12 November 2013.  Valley Inn Hamilton ON.  This afternoon I made a brief stop at a familiar pond to see what might be of interest.  It’s a good site and has fueled many a My Bird of the Day post, last month’s Herons and Black-crowned Night Herons comments come to mind. On arrival I noticed a group of interesting looking waterfowl, they turned out to be a mixed bunch (male and female) of Northern Shovelers.  They were living up to their name, heads down and shoveling greedily through the delicious silt. I knew right away that I’d have trouble photographing them, and so it turned out.  You see their feeding technique seems to include no requirement whatsoever for breathing; just swim around, head submerged, shoveling, sifting and presumably swallowing and only momentarily looking up to see if anyone’s looking or, maybe grab a breath.  My three-microseconds-too-slow reactions produced lots of really quite nice pictures of Northern Shovelers’ bodies, males and females, heads submerged. It’s a pity because taking a decent look at the birds’ spatulate bill is really kind of interesting.  Nevertheless, ignoring the usually absent head and bill, the pictures of the male’s rather spiffy plumage are still reasonably impressive.  Here’s a few shots, I hope you appreciate the little they show.

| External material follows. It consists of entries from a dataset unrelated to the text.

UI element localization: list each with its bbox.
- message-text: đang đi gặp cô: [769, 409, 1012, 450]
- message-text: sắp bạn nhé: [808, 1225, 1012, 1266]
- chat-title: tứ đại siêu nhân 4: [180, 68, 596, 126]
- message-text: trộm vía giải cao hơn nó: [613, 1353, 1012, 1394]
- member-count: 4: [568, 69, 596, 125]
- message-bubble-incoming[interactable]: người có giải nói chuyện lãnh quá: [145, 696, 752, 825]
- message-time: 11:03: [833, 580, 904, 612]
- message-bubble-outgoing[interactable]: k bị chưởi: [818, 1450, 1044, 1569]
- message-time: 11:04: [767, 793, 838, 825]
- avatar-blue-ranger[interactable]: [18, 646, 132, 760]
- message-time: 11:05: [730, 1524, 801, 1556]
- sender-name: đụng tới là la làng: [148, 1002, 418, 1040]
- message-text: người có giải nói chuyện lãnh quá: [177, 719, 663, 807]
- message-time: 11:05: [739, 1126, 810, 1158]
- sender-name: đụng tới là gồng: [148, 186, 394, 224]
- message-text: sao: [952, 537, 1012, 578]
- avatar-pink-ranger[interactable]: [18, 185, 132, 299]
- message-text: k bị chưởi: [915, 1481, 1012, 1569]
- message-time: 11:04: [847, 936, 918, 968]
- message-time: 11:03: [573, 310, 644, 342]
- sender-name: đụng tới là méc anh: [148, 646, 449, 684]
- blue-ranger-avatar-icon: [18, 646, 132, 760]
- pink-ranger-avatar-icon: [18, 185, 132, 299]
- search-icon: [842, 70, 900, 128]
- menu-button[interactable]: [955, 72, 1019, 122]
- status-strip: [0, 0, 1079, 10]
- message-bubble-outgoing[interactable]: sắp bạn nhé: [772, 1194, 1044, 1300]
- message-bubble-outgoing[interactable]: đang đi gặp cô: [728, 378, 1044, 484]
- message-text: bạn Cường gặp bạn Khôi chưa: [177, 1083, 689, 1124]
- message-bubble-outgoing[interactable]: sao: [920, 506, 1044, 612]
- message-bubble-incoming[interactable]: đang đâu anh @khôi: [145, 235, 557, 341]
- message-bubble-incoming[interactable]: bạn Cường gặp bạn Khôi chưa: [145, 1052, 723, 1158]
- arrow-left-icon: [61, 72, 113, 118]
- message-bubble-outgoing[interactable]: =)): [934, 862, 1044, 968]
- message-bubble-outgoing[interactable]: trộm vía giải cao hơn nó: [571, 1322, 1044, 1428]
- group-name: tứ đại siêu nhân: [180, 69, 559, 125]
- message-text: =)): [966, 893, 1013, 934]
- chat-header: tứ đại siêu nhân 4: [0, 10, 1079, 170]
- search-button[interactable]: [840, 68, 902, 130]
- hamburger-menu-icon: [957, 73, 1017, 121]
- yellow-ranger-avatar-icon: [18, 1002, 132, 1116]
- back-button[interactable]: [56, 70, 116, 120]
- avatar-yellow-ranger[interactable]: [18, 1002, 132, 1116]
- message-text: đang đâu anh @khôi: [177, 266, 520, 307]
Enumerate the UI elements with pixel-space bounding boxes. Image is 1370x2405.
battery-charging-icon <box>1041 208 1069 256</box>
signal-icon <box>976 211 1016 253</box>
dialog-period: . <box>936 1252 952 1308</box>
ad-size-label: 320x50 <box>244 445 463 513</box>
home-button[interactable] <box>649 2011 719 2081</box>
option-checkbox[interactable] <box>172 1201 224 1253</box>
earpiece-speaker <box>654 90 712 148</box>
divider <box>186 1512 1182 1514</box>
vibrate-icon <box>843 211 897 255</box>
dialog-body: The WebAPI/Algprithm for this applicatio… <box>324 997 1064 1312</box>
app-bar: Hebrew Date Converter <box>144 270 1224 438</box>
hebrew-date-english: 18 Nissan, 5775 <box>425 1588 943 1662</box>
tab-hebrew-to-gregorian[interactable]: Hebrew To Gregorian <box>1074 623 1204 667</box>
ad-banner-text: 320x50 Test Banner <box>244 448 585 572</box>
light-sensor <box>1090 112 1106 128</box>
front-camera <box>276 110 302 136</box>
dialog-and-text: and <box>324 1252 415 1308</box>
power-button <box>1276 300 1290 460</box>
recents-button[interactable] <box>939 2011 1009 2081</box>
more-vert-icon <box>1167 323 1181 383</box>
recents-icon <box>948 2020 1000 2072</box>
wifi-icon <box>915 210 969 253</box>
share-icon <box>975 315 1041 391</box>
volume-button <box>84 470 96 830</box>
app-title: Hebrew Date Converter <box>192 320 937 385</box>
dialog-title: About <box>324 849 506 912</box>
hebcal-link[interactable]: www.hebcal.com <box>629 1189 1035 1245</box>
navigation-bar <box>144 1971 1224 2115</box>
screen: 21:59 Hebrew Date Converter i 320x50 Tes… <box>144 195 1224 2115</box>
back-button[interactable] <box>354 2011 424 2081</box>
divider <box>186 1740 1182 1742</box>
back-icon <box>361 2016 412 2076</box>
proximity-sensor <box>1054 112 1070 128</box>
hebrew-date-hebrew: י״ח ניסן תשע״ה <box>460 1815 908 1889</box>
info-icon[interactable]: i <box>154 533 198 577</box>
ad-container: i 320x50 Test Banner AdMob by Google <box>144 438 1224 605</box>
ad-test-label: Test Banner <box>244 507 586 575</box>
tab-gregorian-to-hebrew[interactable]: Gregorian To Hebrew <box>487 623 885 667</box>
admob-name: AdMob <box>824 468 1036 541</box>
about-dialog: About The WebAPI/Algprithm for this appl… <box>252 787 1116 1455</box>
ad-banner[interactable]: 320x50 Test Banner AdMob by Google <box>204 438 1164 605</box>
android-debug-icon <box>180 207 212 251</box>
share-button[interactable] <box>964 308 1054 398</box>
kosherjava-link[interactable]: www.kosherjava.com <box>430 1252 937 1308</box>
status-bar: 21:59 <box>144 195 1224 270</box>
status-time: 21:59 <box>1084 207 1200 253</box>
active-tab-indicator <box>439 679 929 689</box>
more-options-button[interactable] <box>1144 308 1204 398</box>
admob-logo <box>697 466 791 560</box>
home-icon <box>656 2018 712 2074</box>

As an additional note, it’s turned really quite cold today.  A sudden blanket of Arctic air has fallen over us and with air temperatures around just one or two degrees Celsius, it doesn’t take very much of a wind to become quite profoundly chilled.  I had a new pair of gloves in the car, which I thought would be just the ticket in these airs.  They’re kind of an outdoorsy grey knit and fit quite nicely encompassing my hands in a generous and general sense and reaching well up my wrists, what’s tricky about the gloves is that they are sans fingertips; deliberately.  I bought them because I thought that uncovered fingertips would be warm as long as the rest of my hands were warm. Experience tells us that overall warmth is sometimes less a matter of total coverage than it is of strategic protection; down vests and hats are good examples of this. Well, finger-tip-less gloves don’t seem to work that way, I got quite mixed messages; my hands were generally quite snug while my fingertips felt as if they were naked in ice water, and quite likely to flash-freeze, blacken and fall off. Just a word to the wise.

Anyway the Northern Shovelers were birds of the day, not that I spent much time looking any further.